The single biggest mistake in pitching learning investment to senior management is thinking too much like a training person and nor enough like a businessperson. Training people need to make a compelling business case to win any new funding, and sometimes just to survive. Yet, they too often fail to consider strategic business goals and their role in driving the company toward those goals. Instead, training pros can see themselves-and are seen by others--as a silo-ed function with separate interests, activities, and goals.
The business case for an e-learning program starts and ends with the objectives CEOs care about:
* improving performance and efficiency
* selling more products and services
* lowering costs
* enhancing the company's net worth (in case it's being acquired)
* growing profits
* generating return-on-investment.
Learning professionals must explain clearly to C-level execs, as often as necessary; whom the program is for, who will benefit, how it works, how to get help, and what the purpose is.
Invoke ROI from the start. Put a stake in the ground. You're asking your company to make an ongoing investment of tens, and often hundreds, of thousands of dollars in e-learning courseware and technology. You shouldn't be asking for training investments that won't pay for themselves in some way.
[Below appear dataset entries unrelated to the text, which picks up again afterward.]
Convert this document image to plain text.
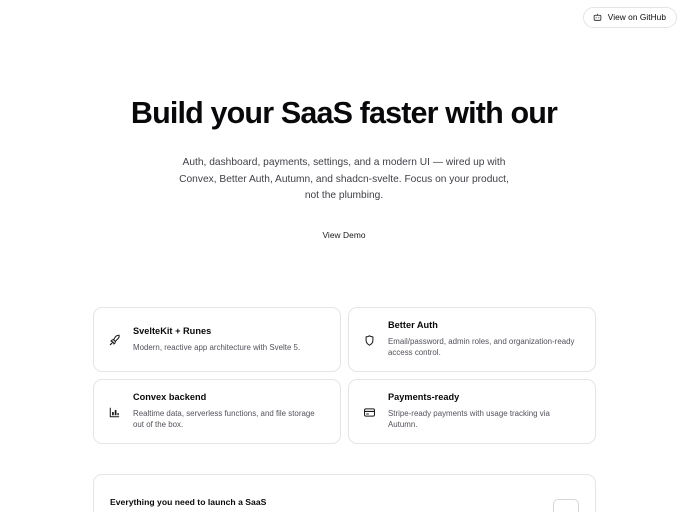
View on GitHub
Build your SaaS faster with our

Auth, dashboard, payments, settings, and a modern UI — wired up with Convex, Better Auth, Autumn, and shadcn-svelte. Focus on your product, not the plumbing.

View Demo
SvelteKit + Runes
Modern, reactive app architecture with Svelte 5.
Better Auth
Email/password, admin roles, and organization-ready access control.
Convex backend
Realtime data, serverless functions, and file storage out of the box.
Payments-ready
Stripe-ready payments with usage tracking via Autumn.
Everything you need to launch a SaaS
The good news is that ROT in e-learning is abundant, and it can indeed be quantified. Examine the benefits you anticipate from your new initiative, and quantify them.
Start with the obvious. E-learning can deliver obvious cost savings by decreasing or eliminating travel and by reducing instructor time and time away from the job. Send one participant on a $500 flight to a $1,000 class with a $500 room-and-board tab, and the cost is $2,000. It's simple enough to calculate real savings from avoiding or eliminating those costs via an online session.
A well-managed e-learning program will compound those initial benefits dramatically by easily replicating training across groups and time zones, making your company's workforce smarter-as would any training-with the added bonus of doing it quickly and more efficiently.
Now, consider the opportunity costs that e-learning lets you recoup. A traditional week-long classroom course would cost a company $120,000 in wages alone to train 200 employees who earn $15 an hour. If delivering the course over the Internet reduced the time investment by 40 percent, a safe assumption, that would save the company $48,000 in wages that otherwise would have been "lost." But that savings is minimal compared to the savings in opportunity costs, such as widgets employees will produce by working instead of training.
Let's say that 200 employees who are participating in training produce 50 widgets a week worth $5,000 each, earning the company $250,000 in revenue. That revenue is lost when they spend all week in a classroom. But if those employees spend 60 percent of that time (for example, three days) learning the material online and the remaining two days on the job, they still have time to make 20 widgets. That helps the company recoup $100,000 in opportunity costs (20 widgets x $5,000) on top of the $48,000 in recouped wages. In that scenario, e-learning pays for itself and very quickly.
And we haven't taken into account the real benefits of more-effective production (such as fewer subgrade widgets rejected) or lower turnover among employees who are now better trained and, therefore, more motivated to stay with the company. Make sure your CEO gets that.
Make tough times work for you. When you talk to your CEO, address the tough economy directly. You might think that you'll sink your project by bringing it up, but don't think your CEO has forgotten about it.